Huanle commented 5 years ago

@iaunicorn You cannot arbitrarily label your samples and use them for training. Although you can label motifs containing no 'A' base as 'unm' when you are sure that non-A, i.e., G/C/T bases are not modifed at all, you still lack knowledge of modification status of motifs containing 'A'. So, you should not do training with your files in this scenario.

iaunicorn commented 5 years ago

@Huanle Thanks again. I think this commond "python2 assign_current_to_per_read_kmer.py output.event.tbl.features.readposition.adj.csv > per_read.var.current.csv" may be a minor misunderstanding. Because here is another input file missing if I just run like it. Please give me a definite indication.

iaunicorn commented 5 years ago

@Huanle Hi, in the part of "To extract features from basecalled FASTQ files", if we had changed 'U' to 'T' in second step, I am confused that why do you use mod.h5t3.fastq rather than mod.U2T.fastq to map with minimap2?

Huanle commented 5 years ago

Hi @iaunicorn , Sorryf or the confusion. You are right that you should map the converted reads to the reference sequences.

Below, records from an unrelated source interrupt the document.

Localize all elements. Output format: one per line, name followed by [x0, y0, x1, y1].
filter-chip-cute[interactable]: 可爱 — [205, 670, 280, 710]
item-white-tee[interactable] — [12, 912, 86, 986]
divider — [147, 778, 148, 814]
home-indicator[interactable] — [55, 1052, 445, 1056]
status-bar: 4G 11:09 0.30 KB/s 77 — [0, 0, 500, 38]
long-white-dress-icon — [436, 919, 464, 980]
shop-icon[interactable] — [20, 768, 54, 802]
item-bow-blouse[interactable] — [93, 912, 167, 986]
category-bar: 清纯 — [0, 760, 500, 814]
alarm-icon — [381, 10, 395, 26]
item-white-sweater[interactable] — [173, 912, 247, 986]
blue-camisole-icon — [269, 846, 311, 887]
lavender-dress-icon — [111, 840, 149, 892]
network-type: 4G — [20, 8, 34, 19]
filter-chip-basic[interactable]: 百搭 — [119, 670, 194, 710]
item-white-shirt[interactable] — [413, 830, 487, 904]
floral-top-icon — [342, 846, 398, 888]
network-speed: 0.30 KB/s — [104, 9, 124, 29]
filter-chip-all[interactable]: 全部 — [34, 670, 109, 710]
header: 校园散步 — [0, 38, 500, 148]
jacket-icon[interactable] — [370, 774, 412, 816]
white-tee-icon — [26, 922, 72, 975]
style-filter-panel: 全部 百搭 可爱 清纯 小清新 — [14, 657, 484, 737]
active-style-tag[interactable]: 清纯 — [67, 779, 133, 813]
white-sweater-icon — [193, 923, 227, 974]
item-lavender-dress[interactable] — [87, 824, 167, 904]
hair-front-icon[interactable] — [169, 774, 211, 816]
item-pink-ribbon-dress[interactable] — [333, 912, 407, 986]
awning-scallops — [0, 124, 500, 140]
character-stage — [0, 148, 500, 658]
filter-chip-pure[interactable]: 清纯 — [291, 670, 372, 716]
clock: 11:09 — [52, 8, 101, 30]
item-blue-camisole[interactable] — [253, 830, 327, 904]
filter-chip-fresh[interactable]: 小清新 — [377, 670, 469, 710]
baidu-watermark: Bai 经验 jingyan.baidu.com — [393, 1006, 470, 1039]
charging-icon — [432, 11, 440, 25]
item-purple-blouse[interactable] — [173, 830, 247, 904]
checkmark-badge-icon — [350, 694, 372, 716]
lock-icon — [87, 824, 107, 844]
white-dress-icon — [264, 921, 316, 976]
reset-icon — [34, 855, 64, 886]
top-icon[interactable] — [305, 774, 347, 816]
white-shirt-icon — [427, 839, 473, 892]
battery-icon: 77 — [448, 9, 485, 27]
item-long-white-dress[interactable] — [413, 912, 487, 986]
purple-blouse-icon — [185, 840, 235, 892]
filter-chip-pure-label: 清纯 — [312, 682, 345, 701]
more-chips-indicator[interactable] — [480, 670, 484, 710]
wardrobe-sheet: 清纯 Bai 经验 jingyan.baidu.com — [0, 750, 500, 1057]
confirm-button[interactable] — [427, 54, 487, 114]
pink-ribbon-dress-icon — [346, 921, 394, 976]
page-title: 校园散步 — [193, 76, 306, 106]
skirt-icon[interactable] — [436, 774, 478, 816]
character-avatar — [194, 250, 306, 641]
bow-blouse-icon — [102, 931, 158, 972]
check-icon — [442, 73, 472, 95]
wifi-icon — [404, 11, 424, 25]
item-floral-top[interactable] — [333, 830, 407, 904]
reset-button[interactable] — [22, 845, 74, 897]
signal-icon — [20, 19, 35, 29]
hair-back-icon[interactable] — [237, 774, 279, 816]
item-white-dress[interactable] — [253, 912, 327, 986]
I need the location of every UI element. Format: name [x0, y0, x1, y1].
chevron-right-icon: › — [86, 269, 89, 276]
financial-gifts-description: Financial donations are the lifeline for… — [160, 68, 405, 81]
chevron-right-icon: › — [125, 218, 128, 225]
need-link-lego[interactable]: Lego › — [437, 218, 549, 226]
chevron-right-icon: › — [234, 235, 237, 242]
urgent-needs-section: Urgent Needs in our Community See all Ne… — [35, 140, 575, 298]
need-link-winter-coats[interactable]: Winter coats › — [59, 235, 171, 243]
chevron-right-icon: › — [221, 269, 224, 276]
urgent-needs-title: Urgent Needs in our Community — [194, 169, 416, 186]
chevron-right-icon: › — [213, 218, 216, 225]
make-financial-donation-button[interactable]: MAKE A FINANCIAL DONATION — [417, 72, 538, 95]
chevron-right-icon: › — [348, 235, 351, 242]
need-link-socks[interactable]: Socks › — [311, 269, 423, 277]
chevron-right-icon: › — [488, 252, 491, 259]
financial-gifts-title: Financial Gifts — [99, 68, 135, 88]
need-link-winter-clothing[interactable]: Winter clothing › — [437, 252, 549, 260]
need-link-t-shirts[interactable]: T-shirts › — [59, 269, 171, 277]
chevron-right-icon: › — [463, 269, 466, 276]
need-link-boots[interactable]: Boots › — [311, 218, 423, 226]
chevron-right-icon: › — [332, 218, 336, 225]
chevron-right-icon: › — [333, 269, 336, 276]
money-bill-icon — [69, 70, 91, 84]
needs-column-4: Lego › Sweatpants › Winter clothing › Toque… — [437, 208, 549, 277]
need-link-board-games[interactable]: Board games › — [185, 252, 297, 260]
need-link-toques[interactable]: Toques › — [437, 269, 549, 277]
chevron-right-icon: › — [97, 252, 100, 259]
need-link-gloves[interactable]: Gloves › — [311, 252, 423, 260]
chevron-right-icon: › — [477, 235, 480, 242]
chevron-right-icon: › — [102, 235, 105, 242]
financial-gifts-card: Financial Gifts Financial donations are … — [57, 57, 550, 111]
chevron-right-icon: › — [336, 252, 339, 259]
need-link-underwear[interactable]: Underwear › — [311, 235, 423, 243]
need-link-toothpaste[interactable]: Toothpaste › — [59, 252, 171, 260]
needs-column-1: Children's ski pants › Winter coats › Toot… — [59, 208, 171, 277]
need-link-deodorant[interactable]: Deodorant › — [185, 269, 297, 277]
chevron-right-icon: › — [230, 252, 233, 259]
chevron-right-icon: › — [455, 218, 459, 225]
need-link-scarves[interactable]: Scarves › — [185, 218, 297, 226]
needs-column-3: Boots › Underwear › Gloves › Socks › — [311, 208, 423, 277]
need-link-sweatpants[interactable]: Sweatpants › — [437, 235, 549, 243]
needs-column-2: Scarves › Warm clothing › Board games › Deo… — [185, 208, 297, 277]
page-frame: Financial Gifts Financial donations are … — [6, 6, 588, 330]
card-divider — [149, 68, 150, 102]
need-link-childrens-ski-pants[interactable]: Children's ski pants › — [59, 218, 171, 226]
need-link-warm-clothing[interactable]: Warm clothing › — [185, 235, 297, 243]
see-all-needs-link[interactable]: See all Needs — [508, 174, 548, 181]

iaunicorn commented 5 years ago

@Huanle Hi, what is the answer of previous question about the command "python2 assign_current_to_per_read_kmer.py output.event.tbl.features.readposition.adj.csv > per_read.var.current.csv"?

Huanle commented 5 years ago

@iaunicorn, what was missed is obviously the slided per read variants data. BTW, i'd love to remind you to be wary of using current intensity data for your analyses, because this metric is quite variable.